You should see the following output:


Month : Jan
Month : Feb
Month : March
Month : April
Month : May
Month : June

Reading Command-line Arguments

You can also use Command-line arguments values with bash for loop.

For example, let’s create a new bash script name test2.sh:

nano test2.sh

Add the following lines:


#!/bin/bash
for val in $*
do
echo "My Argument: $val"
done

Save and close the file.

Then, run the above bash script with argument “I am Hitesh” as shown below:


bash test2.sh I am Hitesh

You should see the following output:


My Argument: I
My Argument: am
My Argument: Hitesh

Reading Content of File

You can read the content of the file using bash for loops.

For example, create a file named month.txt as shown below:

nano name.txt

Add the following content:


Hitesh
Jayesh
Vyom
Ninav
Disha

Save and close the file.

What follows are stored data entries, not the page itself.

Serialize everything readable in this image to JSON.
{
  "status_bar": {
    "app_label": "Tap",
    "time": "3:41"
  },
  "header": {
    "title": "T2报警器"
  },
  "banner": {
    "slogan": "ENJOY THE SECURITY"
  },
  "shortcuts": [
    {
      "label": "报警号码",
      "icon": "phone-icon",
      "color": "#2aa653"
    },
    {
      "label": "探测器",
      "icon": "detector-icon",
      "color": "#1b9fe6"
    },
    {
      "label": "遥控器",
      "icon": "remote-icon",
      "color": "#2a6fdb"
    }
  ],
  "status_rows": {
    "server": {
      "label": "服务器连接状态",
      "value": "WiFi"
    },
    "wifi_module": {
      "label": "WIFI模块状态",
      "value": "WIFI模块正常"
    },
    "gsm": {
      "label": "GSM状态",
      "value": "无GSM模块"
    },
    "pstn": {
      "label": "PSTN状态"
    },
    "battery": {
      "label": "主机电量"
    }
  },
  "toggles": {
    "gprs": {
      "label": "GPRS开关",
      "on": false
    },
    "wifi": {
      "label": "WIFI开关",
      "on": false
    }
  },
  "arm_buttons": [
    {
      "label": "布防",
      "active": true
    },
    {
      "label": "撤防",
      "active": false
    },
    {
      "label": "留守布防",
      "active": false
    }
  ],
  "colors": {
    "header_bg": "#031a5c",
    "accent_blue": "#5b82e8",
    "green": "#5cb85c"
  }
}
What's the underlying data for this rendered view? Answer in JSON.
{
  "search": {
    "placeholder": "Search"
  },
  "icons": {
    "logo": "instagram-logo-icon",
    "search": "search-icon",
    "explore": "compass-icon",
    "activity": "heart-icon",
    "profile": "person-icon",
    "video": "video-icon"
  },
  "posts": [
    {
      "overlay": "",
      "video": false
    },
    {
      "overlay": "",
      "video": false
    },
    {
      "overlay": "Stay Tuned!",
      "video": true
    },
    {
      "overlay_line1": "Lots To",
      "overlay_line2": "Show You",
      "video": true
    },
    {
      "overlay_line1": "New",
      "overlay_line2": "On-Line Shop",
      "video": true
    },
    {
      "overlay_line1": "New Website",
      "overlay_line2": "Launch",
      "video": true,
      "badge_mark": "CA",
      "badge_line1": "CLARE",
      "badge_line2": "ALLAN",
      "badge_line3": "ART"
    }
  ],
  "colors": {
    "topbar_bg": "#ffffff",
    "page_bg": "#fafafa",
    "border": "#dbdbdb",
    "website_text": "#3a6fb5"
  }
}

Then, create a shell script named test3.sh:

nano test3.sh

Add the following lines:


#!/bin/bash
i=1
for var in `cat name.txt`
do
echo "NameList $i: $var"
((i++))
done

Save and close the file. Then, run the script with the following command:

bash test3.sh

You should see the following output:


NameList 1: Hitesh
NameList 2: Jayesh
NameList 3: Vyom
NameList 4: Ninav
NameList 5: Disha

Infinite For Loops

You can use empty expressions to create infinite loops.

For example, create a test4.sh file:

nano test4.sh

Add the following lines:


#!/bin/bash
for (( ; ; ))
do
echo "This is Infinite Loops"
done

Save the file. Then, run the script as shown below:

bash test4.sh

Output:


This is Infinite Loops
This is Infinite Loops
This is Infinite Loops
This is Infinite Loops
This is Infinite Loops
This is Infinite Loops
This is Infinite Loops
This is Infinite Loops
This is Infinite Loops
This is Infinite Loops
This is Infinite Loops
This is Infinite Loops
This is Infinite Loops
This is Infinite Loops
This is Infinite Loops

You can hit CTRL+C to stop the infinite loops.